Unite the union today (17 May) announced a ballot on strike action in a long-running dispute at the University of Dundee following the rejection of revised pension proposals.

Over 100 workers will now participate in the ballot which will run from Monday (23 May) until 10 June with industrial action likely to commence with the beginning of the new academic year in September.

The dispute stems from the University of Dundee’s proposal in March 2021 to close the Defined Benefits Pension Scheme to Grades 1-6 and replace it with a Defined Contributions Scheme.

The changes mean that a worker with twenty years’ service stands to lose around £1,600 each year in retirement. The proposal would also disproportionally affect female workers who make up 70 per cent of the current scheme’s existing members.

The University’s latest proposals have been met with an emphatic rejection by Unite’s members in a consultative ballot by 94 per cent.

Unite’s members backed strike action in October 2021 but postponed taking further action after the University of Dundee agreed to remove the defined contributions proposal.

The University now proposes to keep the scheme open but close it to new entrants. In addition, the revised proposals include increasing the retirement age from 65 to 68 and the scheme’s accrual rate from 1/80ths to 1/100ths.

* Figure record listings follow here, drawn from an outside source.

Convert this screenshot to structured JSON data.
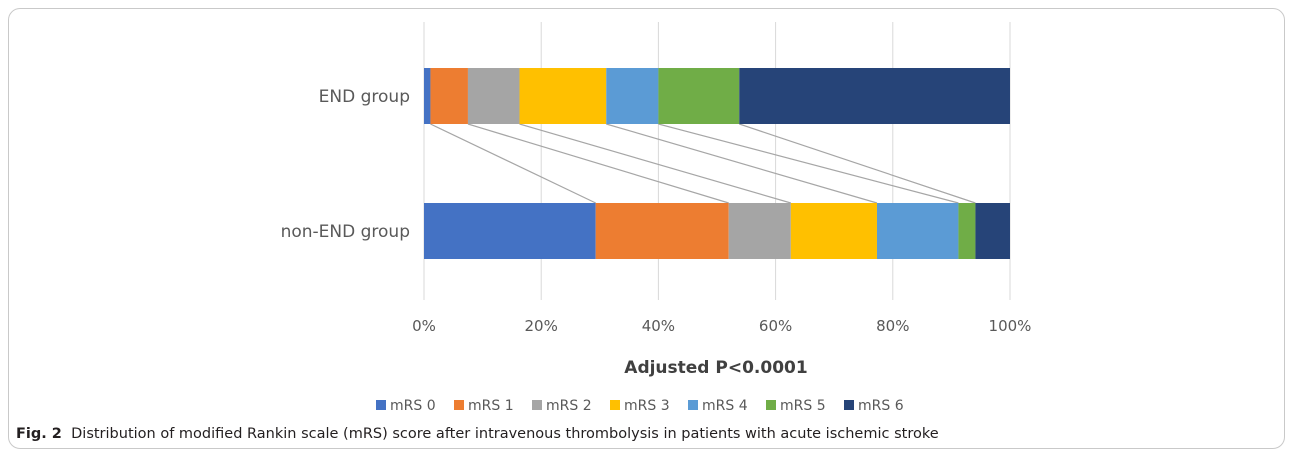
{
  "chart_data": {
    "type": "bar",
    "orientation": "horizontal",
    "stacked": "percent",
    "categories": [
      "END group",
      "non-END group"
    ],
    "series": [
      {
        "name": "mRS 0",
        "color": "#4472C4",
        "values": [
          1.1,
          29.3
        ]
      },
      {
        "name": "mRS 1",
        "color": "#ED7D31",
        "values": [
          6.4,
          22.7
        ]
      },
      {
        "name": "mRS 2",
        "color": "#A5A5A5",
        "values": [
          8.8,
          10.6
        ]
      },
      {
        "name": "mRS 3",
        "color": "#FFC000",
        "values": [
          14.8,
          14.7
        ]
      },
      {
        "name": "mRS 4",
        "color": "#5B9BD5",
        "values": [
          8.9,
          13.9
        ]
      },
      {
        "name": "mRS 5",
        "color": "#70AD47",
        "values": [
          13.8,
          2.9
        ]
      },
      {
        "name": "mRS 6",
        "color": "#264478",
        "values": [
          46.2,
          5.9
        ]
      }
    ],
    "xticks": [
      "0%",
      "20%",
      "40%",
      "60%",
      "80%",
      "100%"
    ],
    "xlim": [
      0,
      100
    ],
    "xlabel": "Adjusted P<0.0001",
    "grid": "vertical",
    "legend": "bottom",
    "connector_lines": true
  },
  "caption": {
    "label": "Fig. 2",
    "text": "Distribution of modified Rankin scale (mRS) score after intravenous thrombolysis in patients with acute ischemic stroke"
  }
}
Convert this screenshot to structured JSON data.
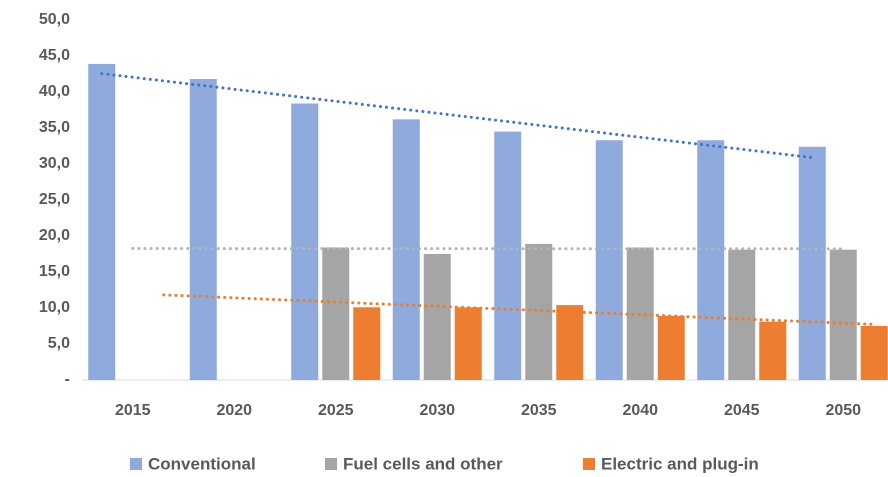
{
  "chart_data": {
    "type": "bar",
    "categories": [
      "2015",
      "2020",
      "2025",
      "2030",
      "2035",
      "2040",
      "2045",
      "2050"
    ],
    "series": [
      {
        "name": "Conventional",
        "color": "#8faadc",
        "trend_color": "#4472c4",
        "values": [
          43.9,
          41.8,
          38.4,
          36.2,
          34.5,
          33.3,
          33.3,
          32.4
        ]
      },
      {
        "name": "Fuel cells and other",
        "color": "#a5a5a5",
        "trend_color": "#b4b4b4",
        "values": [
          null,
          null,
          18.4,
          17.5,
          18.9,
          18.4,
          18.1,
          18.1
        ]
      },
      {
        "name": "Electric and plug-in",
        "color": "#ed7d31",
        "trend_color": "#ed7d31",
        "values": [
          null,
          null,
          10.1,
          10.1,
          10.4,
          8.9,
          8.1,
          7.5
        ]
      }
    ],
    "ylim": [
      0,
      50
    ],
    "yticks": [
      {
        "value": 0,
        "label": "-"
      },
      {
        "value": 5,
        "label": "5,0"
      },
      {
        "value": 10,
        "label": "10,0"
      },
      {
        "value": 15,
        "label": "15,0"
      },
      {
        "value": 20,
        "label": "20,0"
      },
      {
        "value": 25,
        "label": "25,0"
      },
      {
        "value": 30,
        "label": "30,0"
      },
      {
        "value": 35,
        "label": "35,0"
      },
      {
        "value": 40,
        "label": "40,0"
      },
      {
        "value": 45,
        "label": "45,0"
      },
      {
        "value": 50,
        "label": "50,0"
      }
    ],
    "grid": false,
    "trendline": true,
    "legend": "bottom"
  }
}
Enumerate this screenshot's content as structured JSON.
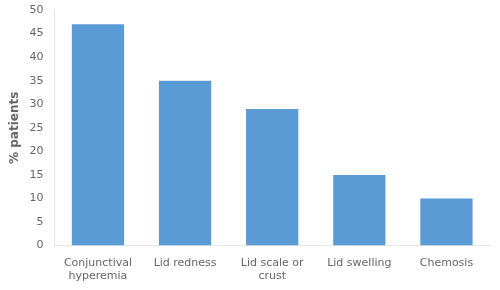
{
  "chart_data": {
    "type": "bar",
    "categories": [
      "Conjunctival\nhyperemia",
      "Lid redness",
      "Lid scale or\ncrust",
      "Lid swelling",
      "Chemosis"
    ],
    "values": [
      47,
      35,
      29,
      15,
      10
    ],
    "color": "#5b9bd5",
    "ylabel": "% patients",
    "ylim": [
      0,
      50
    ],
    "yticks": [
      0,
      5,
      10,
      15,
      20,
      25,
      30,
      35,
      40,
      45,
      50
    ],
    "grid": false
  }
}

Sharon Graham, Unite general secretary, said: Unite’s members have emphatically rejected these proposals which would leave hundreds of workers at the University of Dundee worse off in retirement.

“Six months of feet-dragging by the University has only stiffened our members’ resolve. They have Unite’s full support in the defence of their pensions and strike action is now firmly back on the cards.”

The workers include technicians, administrators, student support staff and estates staff such as plumbers, joiners and electricians.

Susan Robertson, Unite industrial officer, added: “The mandate and turnout in our recent consultative ballot over the pension proposals is stronger than it was last October when our members took strike action. This is testament to the anger and resentment our members feel because they have been strung along for months by the University’s management. Our members have had enough and are ready to take action again. 

“Unite’s door always remains open for meaningful consultation and negotiations but if there is no movement by management then they should prepare for long-term disruption starting in the new academic year.”

The pension consultation remains open but the proposed changes are scheduled to come into effect from January 2023.